Mechanical loading induces the longitudinal growth of muscle fibers via a rapamycin-insensitive mechanism

Mechanical loading drives skeletal muscle growth, yet the mechanisms that regulate this process remain undefined. The data in this study show that an increase in mechanical loading induces muscle fiber growth through two distinct mechanisms. Radial growth, reflected by an increase in fiber cross-sectional area, is mediated through a rapamycin-sensitive signaling pathway, whereas longitudinal growth, marked by the in-series addition of sarcomeres, is mediated through a rapamycin-insensitive signaling pathway. To gain further insight into the events that drive longitudinal growth, we combined BONCAT-based labeling of newly synthesized proteins with high-resolution imaging and determined that the in-series addition of sarcomeres is mediated by a process that involves transverse splitting at the Z-lines of pre-existing sarcomeres.
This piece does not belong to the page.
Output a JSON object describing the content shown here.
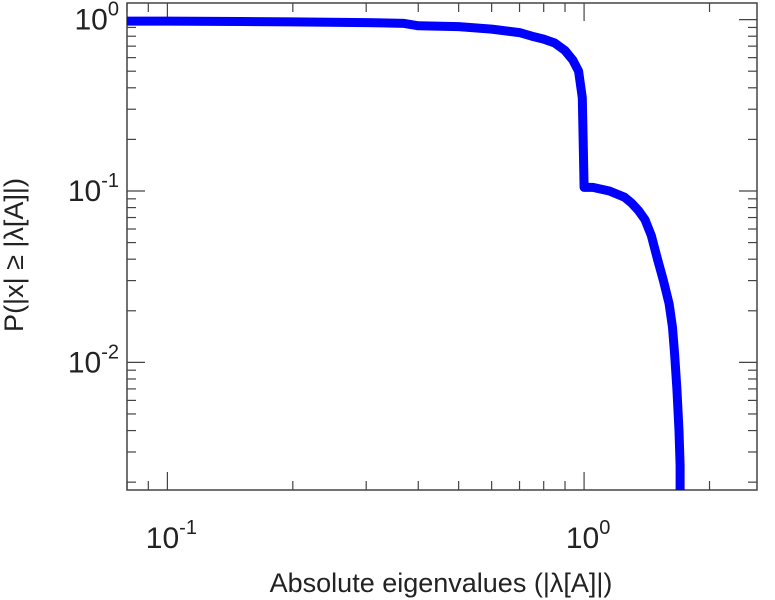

Collectively, our findings not only challenge the long-standing view that mechanically induced growth is uniformly governed by mTORC1, but they also lay the framework for a new understanding of the molecular and structural events that drive this process.  The dataset in this submission includes the values that were used to generate the main and supplemental figures in the manuscript titled “Mechanical Loading Induces the Longitudinal Growth of Muscle Fibers via a Rapamycin-Insensitive Mechanism”. All values are presented in a Microsoft Excel as well as a CSV format. Where applicable, the formulas for converting raw values into relative values have been included in the Microsoft Excel document so that readers can determine how the values were derived for each experiment.